PARTE 2: LA MEMORIA QUE NO DEBÍA EXISTIR

Julián no respondió.

Sostuvo a su hijo con un brazo y, con la otra mano, cerró lentamente la puerta de la habitación.

Doña Amparo quedó al otro lado.

—¡Julián! —golpeó la madera con los nudillos—. El bebé necesita descansar.

Él miró el biberón una vez más.

El líquido tenía un color ligeramente amarillento.

Demasiado espeso para ser leche de fórmula.

Lo dejó sobre la cómoda sin permitir que el niño volviera a probar una sola gota.

Sacó el teléfono.

Marcó al pediatra militar que había conocido durante una misión humanitaria.

—Doctor, necesito una respuesta rápida.

Le explicó el olor, el aspecto del contenido y la edad del bebé.

Al otro lado hubo un silencio breve.

—No puedo identificar una sustancia solo por una descripción —respondió el médico—, pero si sospechas que el biberón fue manipulado, no le des nada más y llévalo inmediatamente a un hospital. Guarda el biberón tal como está; podría servir para un análisis.

Julián colgó.

Su entrenamiento le decía exactamente lo mismo.

Preservar la evidencia.

Proteger a la víctima.

No confiar en una escena que no cuadraba.
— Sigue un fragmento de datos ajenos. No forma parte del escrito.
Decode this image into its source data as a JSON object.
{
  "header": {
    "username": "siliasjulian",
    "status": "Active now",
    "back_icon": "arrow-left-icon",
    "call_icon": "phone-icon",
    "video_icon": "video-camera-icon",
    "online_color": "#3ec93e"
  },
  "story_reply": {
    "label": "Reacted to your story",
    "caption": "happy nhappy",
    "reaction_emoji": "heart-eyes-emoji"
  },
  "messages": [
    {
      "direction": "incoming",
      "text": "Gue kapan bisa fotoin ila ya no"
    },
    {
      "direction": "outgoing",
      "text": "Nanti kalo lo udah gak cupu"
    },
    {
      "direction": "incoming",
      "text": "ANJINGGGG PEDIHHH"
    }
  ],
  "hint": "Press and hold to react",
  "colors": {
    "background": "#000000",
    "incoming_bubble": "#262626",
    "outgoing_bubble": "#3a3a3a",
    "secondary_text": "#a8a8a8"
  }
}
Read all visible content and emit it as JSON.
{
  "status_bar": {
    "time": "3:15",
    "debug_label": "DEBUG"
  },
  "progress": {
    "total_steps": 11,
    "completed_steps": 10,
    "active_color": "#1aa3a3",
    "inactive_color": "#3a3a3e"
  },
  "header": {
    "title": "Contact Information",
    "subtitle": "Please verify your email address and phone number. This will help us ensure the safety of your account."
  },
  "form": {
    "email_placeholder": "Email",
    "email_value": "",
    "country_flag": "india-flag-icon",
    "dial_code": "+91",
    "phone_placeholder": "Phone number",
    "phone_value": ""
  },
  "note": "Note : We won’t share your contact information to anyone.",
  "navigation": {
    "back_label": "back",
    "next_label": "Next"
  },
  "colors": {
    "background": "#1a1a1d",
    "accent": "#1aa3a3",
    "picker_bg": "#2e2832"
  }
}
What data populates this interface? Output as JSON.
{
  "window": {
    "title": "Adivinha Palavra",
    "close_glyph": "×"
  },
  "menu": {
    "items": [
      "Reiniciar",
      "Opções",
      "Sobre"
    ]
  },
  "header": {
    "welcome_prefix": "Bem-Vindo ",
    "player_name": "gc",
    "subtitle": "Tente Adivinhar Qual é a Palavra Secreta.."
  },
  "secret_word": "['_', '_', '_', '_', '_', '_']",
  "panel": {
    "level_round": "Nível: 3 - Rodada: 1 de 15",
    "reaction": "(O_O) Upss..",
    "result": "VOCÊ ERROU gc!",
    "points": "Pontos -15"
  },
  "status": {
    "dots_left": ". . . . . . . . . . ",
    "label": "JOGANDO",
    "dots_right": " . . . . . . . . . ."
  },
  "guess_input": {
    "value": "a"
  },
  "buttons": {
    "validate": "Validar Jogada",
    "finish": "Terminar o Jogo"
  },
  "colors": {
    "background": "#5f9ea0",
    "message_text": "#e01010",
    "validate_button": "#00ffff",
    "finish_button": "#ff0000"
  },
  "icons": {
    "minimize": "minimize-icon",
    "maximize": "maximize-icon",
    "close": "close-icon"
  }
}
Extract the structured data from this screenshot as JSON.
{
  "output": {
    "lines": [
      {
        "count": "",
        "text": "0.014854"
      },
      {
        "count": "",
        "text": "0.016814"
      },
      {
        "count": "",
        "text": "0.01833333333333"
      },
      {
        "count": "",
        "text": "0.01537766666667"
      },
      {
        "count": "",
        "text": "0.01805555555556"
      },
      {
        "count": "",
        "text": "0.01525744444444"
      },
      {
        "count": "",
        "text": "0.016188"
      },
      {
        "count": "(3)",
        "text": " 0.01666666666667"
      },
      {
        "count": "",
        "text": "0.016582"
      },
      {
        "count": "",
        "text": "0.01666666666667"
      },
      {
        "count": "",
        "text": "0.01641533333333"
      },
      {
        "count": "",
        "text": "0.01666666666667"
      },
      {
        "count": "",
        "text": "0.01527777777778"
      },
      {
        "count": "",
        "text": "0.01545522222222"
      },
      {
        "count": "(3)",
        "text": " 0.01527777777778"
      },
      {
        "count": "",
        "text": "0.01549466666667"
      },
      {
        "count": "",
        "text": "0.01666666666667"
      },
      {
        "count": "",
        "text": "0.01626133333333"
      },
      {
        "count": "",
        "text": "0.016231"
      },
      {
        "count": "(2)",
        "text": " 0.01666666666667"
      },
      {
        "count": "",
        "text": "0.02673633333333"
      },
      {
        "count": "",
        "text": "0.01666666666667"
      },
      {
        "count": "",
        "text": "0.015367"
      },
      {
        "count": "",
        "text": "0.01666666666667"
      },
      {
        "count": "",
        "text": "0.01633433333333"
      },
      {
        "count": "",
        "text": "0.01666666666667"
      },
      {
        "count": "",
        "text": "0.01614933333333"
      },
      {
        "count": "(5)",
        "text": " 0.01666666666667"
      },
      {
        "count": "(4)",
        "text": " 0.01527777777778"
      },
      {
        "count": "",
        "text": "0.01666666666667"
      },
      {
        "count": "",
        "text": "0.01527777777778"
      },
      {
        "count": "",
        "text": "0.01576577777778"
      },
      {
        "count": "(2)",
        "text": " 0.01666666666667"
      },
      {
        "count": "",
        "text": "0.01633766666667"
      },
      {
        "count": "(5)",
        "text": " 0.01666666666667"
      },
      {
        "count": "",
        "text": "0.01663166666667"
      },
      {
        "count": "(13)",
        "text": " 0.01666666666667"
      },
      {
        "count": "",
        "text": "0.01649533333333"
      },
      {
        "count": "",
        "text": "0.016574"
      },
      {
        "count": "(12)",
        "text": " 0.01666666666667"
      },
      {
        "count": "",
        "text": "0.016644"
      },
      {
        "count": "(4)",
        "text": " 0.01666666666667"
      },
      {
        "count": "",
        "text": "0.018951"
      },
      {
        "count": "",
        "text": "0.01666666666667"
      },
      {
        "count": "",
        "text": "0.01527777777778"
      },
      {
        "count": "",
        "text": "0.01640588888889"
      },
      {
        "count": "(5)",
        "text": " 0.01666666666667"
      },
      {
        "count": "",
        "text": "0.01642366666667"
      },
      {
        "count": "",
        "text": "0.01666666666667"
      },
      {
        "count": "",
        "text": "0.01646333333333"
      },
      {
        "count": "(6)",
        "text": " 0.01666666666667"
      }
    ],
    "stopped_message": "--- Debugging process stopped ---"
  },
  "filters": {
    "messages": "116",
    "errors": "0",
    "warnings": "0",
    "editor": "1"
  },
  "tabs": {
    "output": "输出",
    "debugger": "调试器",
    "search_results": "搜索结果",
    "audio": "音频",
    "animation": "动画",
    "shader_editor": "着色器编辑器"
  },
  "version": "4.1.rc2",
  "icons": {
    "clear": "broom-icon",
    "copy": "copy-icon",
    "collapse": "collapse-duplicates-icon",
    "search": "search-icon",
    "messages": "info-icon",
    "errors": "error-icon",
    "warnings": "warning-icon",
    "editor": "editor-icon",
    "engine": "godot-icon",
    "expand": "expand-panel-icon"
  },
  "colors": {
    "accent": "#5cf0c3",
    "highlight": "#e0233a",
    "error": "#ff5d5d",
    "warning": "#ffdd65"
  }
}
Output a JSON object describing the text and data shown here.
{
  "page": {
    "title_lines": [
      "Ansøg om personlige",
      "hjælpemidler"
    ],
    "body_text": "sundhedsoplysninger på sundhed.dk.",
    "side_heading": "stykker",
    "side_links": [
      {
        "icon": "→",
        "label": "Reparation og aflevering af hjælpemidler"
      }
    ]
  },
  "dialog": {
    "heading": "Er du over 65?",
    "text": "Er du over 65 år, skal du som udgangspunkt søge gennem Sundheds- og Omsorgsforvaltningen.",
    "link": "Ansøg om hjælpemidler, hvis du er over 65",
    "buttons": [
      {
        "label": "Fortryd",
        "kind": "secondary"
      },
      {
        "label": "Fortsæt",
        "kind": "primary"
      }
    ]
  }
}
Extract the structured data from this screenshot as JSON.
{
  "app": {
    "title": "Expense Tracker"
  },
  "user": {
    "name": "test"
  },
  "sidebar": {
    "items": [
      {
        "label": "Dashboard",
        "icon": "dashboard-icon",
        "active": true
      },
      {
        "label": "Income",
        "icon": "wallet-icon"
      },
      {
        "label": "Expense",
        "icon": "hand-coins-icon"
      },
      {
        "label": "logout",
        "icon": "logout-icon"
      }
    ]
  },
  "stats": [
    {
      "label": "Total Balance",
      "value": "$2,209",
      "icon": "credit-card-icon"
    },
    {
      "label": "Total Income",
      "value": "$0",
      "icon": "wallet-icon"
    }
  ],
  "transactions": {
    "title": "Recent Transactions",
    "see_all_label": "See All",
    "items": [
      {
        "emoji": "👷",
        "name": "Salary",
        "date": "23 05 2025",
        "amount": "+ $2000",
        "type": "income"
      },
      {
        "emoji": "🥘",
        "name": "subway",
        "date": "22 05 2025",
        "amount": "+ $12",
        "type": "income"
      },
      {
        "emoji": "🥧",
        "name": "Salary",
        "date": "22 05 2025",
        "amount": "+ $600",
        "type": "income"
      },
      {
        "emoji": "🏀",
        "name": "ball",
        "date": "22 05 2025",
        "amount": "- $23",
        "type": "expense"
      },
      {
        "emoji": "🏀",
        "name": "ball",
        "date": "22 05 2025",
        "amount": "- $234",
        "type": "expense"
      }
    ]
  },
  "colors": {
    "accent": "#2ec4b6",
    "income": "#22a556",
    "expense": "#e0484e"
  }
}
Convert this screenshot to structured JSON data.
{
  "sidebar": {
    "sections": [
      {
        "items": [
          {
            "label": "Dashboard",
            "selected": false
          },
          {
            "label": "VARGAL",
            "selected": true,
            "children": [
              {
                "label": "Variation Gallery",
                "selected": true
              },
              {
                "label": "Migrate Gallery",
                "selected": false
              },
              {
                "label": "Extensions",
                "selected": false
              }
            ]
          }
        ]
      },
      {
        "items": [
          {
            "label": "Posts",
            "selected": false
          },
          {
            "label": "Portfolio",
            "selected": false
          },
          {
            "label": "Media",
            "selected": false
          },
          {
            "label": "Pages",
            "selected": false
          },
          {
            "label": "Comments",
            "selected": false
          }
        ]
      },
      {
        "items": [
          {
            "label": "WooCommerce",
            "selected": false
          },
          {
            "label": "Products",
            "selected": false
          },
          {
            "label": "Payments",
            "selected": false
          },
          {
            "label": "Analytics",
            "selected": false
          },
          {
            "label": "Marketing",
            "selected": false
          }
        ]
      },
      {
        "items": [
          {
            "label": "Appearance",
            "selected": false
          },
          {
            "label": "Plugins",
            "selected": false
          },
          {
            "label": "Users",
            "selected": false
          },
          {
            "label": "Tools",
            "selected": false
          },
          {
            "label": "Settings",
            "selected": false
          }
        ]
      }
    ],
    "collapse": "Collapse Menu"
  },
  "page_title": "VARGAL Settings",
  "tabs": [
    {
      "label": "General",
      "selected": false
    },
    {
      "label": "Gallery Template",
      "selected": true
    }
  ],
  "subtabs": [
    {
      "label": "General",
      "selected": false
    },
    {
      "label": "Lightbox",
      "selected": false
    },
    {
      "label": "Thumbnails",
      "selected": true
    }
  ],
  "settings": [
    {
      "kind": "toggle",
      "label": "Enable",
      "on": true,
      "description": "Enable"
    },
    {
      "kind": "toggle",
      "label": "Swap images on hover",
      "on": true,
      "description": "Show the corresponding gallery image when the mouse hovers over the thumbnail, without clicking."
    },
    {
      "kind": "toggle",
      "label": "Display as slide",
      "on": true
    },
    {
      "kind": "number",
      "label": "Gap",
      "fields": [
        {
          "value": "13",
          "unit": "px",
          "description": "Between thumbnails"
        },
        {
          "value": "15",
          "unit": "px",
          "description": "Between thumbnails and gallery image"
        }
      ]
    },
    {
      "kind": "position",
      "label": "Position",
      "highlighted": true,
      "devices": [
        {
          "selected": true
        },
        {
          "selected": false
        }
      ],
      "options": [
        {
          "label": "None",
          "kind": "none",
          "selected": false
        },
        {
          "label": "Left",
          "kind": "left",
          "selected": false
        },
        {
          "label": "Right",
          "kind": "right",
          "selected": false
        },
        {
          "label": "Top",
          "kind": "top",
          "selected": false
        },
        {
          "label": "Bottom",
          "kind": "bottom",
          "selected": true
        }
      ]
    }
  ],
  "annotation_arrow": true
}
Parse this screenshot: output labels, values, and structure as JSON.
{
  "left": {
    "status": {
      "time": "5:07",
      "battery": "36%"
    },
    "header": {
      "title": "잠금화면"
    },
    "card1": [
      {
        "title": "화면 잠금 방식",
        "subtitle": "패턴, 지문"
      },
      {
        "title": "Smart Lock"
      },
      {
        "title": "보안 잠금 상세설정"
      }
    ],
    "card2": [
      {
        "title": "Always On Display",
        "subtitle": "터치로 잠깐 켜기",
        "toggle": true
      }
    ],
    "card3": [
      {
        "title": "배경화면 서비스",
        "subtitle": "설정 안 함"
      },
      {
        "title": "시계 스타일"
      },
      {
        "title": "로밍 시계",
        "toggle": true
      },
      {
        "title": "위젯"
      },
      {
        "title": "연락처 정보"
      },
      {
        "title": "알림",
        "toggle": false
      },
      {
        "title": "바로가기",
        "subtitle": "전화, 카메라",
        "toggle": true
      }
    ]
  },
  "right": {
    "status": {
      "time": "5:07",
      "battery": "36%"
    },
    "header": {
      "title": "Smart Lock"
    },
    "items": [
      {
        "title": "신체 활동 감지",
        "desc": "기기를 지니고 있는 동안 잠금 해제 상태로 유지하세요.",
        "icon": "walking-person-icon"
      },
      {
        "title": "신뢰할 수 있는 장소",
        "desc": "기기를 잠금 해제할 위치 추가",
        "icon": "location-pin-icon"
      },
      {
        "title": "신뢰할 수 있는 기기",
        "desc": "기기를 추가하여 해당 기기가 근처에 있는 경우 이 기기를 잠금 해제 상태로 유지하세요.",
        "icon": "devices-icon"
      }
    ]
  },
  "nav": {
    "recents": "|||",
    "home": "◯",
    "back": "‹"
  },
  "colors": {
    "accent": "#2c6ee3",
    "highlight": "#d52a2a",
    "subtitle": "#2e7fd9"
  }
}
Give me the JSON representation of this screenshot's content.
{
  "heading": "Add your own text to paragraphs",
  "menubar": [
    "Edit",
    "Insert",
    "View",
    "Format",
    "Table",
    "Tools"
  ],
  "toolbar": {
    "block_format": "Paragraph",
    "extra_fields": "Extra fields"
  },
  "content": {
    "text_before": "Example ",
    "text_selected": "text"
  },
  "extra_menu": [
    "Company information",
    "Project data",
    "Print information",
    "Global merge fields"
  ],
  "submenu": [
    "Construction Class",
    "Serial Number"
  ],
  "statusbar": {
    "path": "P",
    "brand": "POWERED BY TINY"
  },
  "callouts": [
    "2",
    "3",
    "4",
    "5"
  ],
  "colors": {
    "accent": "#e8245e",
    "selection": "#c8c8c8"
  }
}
Con cuidado acomodó al bebé sobre su pecho.

El pequeño dejó de llorar casi de inmediato.

Como si, por primera vez desde que había nacido, se sintiera seguro.

Julián cerró los ojos apenas un segundo.

—Ya estoy aquí, hijo.

Te lo prometo.

No voy a dejar que nadie te haga daño.


Abajo, los golpes en la puerta se hicieron más fuertes.

—¡Julián! —gritó Bruno—. ¡No compliques las cosas!

Él abrió la puerta solo unos centímetros.

Lo suficiente para mirar a su hermano.

—¿Dónde está el certificado de defunción de Valeria?

Bruno desvió la vista.

—Lo tiene la funeraria.

—¿Y el informe del hospital?

—También.

—¿En qué hospital nació mi hijo?

Bruno tardó demasiado en responder.

—En… el Hospital General.

Julián conocía Guadalajara lo suficiente.

Había varios hospitales generales.

La respuesta era demasiado vaga.

—¿Cuál de todos?

Bruno apretó los labios.

No contestó.

Desde el pasillo, Doña Amparo intervino.

—¿Qué importa eso ahora? Tu esposa ya no va a volver.

Julián la miró fijamente.

—Importa porque pienso despedirme de ella sabiendo exactamente qué ocurrió.

El rostro de su madre perdió parte de su aparente serenidad.

—Estás alterado.

Descansa unas horas y mañana hablaremos.

—No.

La respuesta fue seca.

—Hablaremos ahora.


Media hora después, mientras Doña Amparo y Bruno discutían en voz baja en la planta baja, Julián aprovechó para sacar del bolsillo la diminuta tarjeta microSD.

Encontró un viejo adaptador dentro del escritorio de Valeria.

Lo conectó a su computadora portátil.

La pantalla tardó unos segundos en reconocer el dispositivo.

Solo había una carpeta.

“SI JULIÁN ESTÁ VIENDO ESTO”.

Sintió que el corazón dejaba de latir.

Abrió el primer archivo.

No era un documento.

Era un video.

Valeria apareció frente a la cámara.

Estaba embarazada de ocho meses.

Sonreía.

Pero sus ojos estaban llenos de miedo.

—Amor… si encontraste esta grabación significa que algo salió muy mal.

Julián dejó de respirar.

—Si estoy equivocada, quiero que borres todo esto y te rías de mí.

La imagen tembló ligeramente.

—Pero si no regreso contigo…

Necesito que escuches hasta el final.

Valeria respiró hondo antes de continuar.

—No confíes ciegamente en nadie.

Ni siquiera en quienes llevan tu mismo apellido.

Julián sintió un escalofrío recorrerle la espalda.

En ese mismo instante, abajo se escuchó un fuerte golpe.

Alguien acababa de abrir violentamente la puerta principal.

Una voz masculina resonó por toda la casa.

—¡Policía!

—¡Nadie salga del lugar!

Julián se volvió hacia la ventana, sorprendido.

No había llamado a las autoridades.

Y mientras las sirenas iluminaban el exterior de la casa, comprendió que alguien más también estaba buscando la verdad… y había llegado antes de que él terminara de escuchar el mensaje que Valeria había dejado escondido en la palma de su mano.